What can and can’t midwives do?

What can and can’t midwives do?

Despite how universal and widely experienced it is, giving birth is a highly personal event. There’s absolutely no one-size-fits-all approach to childbirth. Even if your health or the health of your pregnancy requires certain specific types of care, that doesn’t mean that your preferences don’t matter.

Depending on your special circumstances and health needs, a certain birth plan might be easier to safely follow than another. Either way, if you’ve been thinking about having a midwife attend your birth, it can be extremely helpful to understand what midwives can help with, and what circumstances are better suited for an obstetrician or a more medical setting.

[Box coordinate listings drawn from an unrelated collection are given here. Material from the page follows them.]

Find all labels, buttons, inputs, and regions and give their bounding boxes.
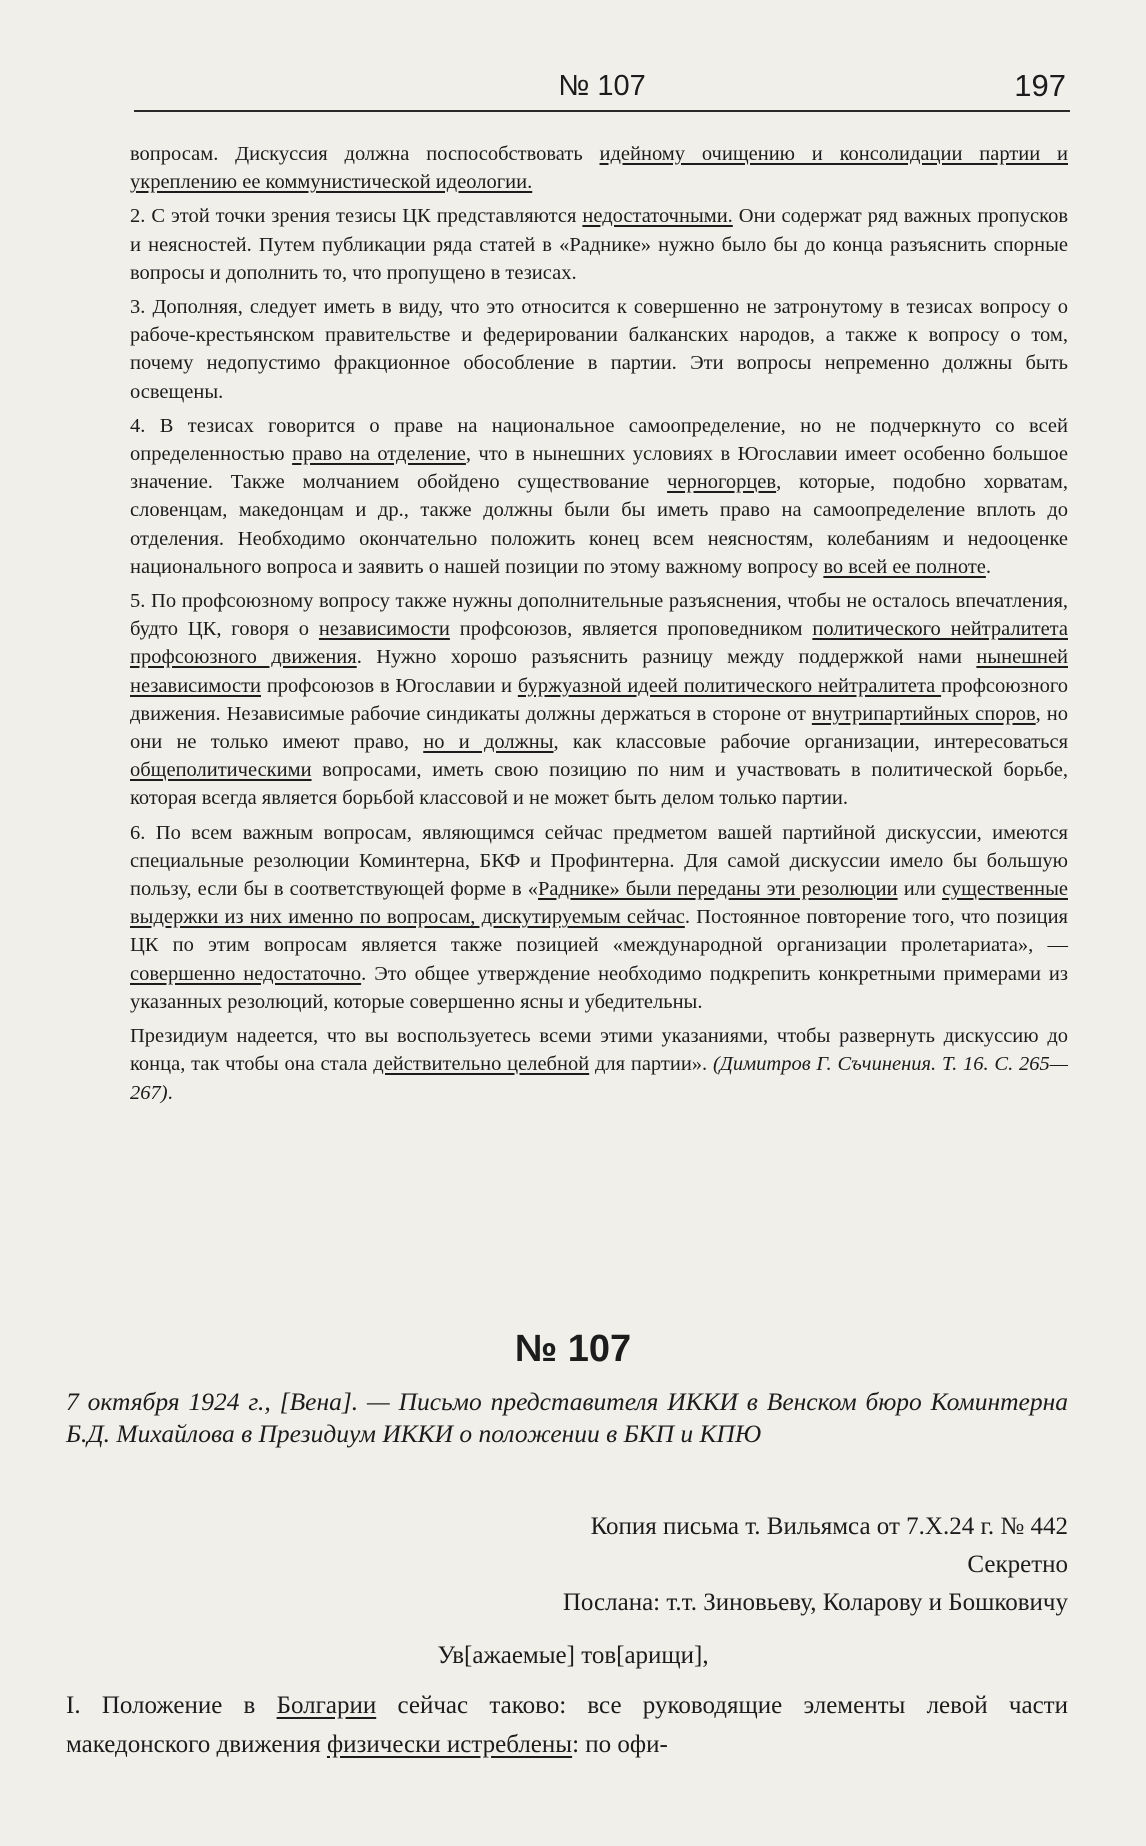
paragraph-6: 6. По всем важным вопросам, являющимся сейчас предметом вашей партийной дискуссии, имеются специальные резолюции Коминтерна, БКФ и Профинтерна. Для самой дискуссии имело бы большую пользу, если бы в соответствующей форме в «Раднике» были переданы эти резолюции или существенные выдержки из них именно по вопросам, дискутируемым сейчас. Постоянное повторение того, что позиция ЦК по этим вопросам является также позицией «международной организации пролетариата», — совершенно недостаточно. Это общее утверждение необходимо подкрепить конкретными примерами из указанных резолюций, которые совершенно ясны и убедительны. xyxy=(130,821,1068,1013)
page-number: 197 xyxy=(1014,68,1066,103)
paragraph-2: 2. С этой точки зрения тезисы ЦК представляются недостаточными. Они содержат ряд важных пропусков и неясностей. Путем публикации ряда статей в «Раднике» нужно было бы до конца разъяснить спорные вопросы и дополнить то, что пропущено в тезисах. xyxy=(130,205,1068,284)
paragraph-5: 5. По профсоюзному вопросу также нужны дополнительные разъяснения, чтобы не осталось впечатления, будто ЦК, говоря о независимости профсоюзов, является проповедником политического нейтралитета профсоюзного движения. Нужно хорошо разъяснить разницу между поддержкой нами нынешней независимости профсоюзов в Югославии и буржуазной идеей политического нейтралитета профсоюзного движения. Независимые рабочие синдикаты должны держаться в стороне от внутрипартийных споров, но они не только имеют право, но и должны, как классовые рабочие организации, интересоваться общеполитическими вопросами, иметь свою позицию по ним и участвовать в политической борьбе, которая всегда является борьбой классовой и не может быть делом только партии. xyxy=(130,590,1069,810)
previous-document-text xyxy=(130,140,1068,1113)
paragraph-4: 4. В тезисах говорится о праве на национальное самоопределение, но не подчеркнуто со всей определенностью право на отделение, что в нынешних условиях в Югославии имеет особенно большое значение. Также молчанием обойдено существование черногорцев, которые, подобно хорватам, словенцам, македонцам и др., также должны были бы иметь право на самоопределение вплоть до отделения. Необходимо окончательно положить конец всем неясностям, колебаниям и недооценке национального вопроса и заявить о нашей позиции по этому важному вопросу во всей ее полноте. xyxy=(130,414,1068,578)
page-header xyxy=(134,68,1070,112)
document-meta xyxy=(368,1508,1068,1622)
salutation: Ув[ажаемые] тов[арищи], xyxy=(437,1642,709,1669)
document-heading: 7 октября 1924 г., [Вена]. — Письмо представителя ИККИ в Венском бюро Коминтерна Б.Д. Михайлова в Президиум ИККИ о положении в БКП и КПЮ xyxy=(66,1387,1068,1448)
secret-mark: Секретно xyxy=(967,1551,1068,1578)
running-title: № 107 xyxy=(558,70,646,102)
citation: (Димитров Г. Съчинения. Т. 16. С. 265—267) xyxy=(130,1053,1068,1104)
letter-paragraph-1: I. Положение в Болгарии сейчас таково: все руководящие элементы левой части македонского движения физически истреблены: по офи- xyxy=(66,1692,1068,1758)
paragraph-7: Президиум надеется, что вы воспользуетесь всеми этими указаниями, чтобы развернуть дискуссию до конца, так чтобы она стала действительно целебной для партии». (Димитров Г. Съчинения. Т. 16. С. 265—267). xyxy=(130,1025,1068,1104)
paragraph-3: 3. Дополняя, следует иметь в виду, что это относится к совершенно не затронутому в тезисах вопросу о рабоче-крестьянском правительстве и федерировании балканских народов, а также к вопросу о том, почему недопустимо фракционное обособление в партии. Эти вопросы непременно должны быть освещены. xyxy=(130,296,1068,403)
document-number: № 107 xyxy=(514,1328,632,1370)
copy-line: Копия письма т. Вильямса от 7.X.24 г. № 442 xyxy=(590,1513,1068,1540)
paragraph-0: вопросам. Дискуссия должна поспособствовать идейному очищению и консолидации партии и укреплению ее коммунистической идеологии. xyxy=(130,143,1068,194)
sent-to: Послана: т.т. Зиновьеву, Коларову и Бошковичу xyxy=(562,1589,1068,1616)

Midwives provide a unique service that many women can benefit from. However, not all women can or should use a midwife. The model of midwifery care, and a midwife’s abilities or limitations might clarify whether or not a midwife is a good choice for you, so consider what midwives can and can’t do, and how they relate to your pregnancy.

Midwives can:

  • Deliver babies
  • Schedule prenatal appointments that involve going over prenatal basics with women and educating them on how to stay healthy during and after pregnancy
  • Perform basic physical exams that include taking a woman’s pulse, blood pressure, check the baby’s position, and as well assessing general maternal and fetal health
  • Order blood tests and lab work, if they are a certified nurse midwife (CNM)
  • Watch for potential pregnancy and labor complications
  • Provide their patients with moral support and constant attention
  • Guide women through natural births
  • Administer epidurals if their patients are delivering in a hospital setting

Midwives cannot:

  • Administer anesthesia or use advanced medical equipment
  • Administer epidurals (though anesthesiologists can administer one if you’re delivering in a hospital)
  • Perform surgery, including C-sections
  • Use vaccum- or forceps-assisted deliveries
  • Help with high-risk pregnancies like ectopic pregnancies or pregnancies involving terminal diseases. (It’s worth mentioning that some midwives can help with these, but certainly not all midwives)

If you’re considering working with a midwife, it’s a good idea to review the things that midwives can and can’t do, to see how those fit with your pregnancy and your personal ideas of how you would prefer your labor to go. For example, if you absolutely want the option of a C-section during labor, you’ll want to make sure that there’s an obstetrician available at your birth. Don’t be afraid to ask more questions or do more research too – this is your birth experience after all. Safety is ultimately the first concern, but your comfort and your preferences are a close second.

  • “Essential competencies for basic midwifery practice.” InternationalMidwives. International Confederation of Midwives, 2013. Web.
  • “Levels of Maternal Care.” ACOG. Obstetric Care Consensus no. 2 from American College of Obstetricians and Pediatricians, Feb 2015. Web.
  • “Midwives.” KidsHealth. The Nemours Foundation, 2017. Web.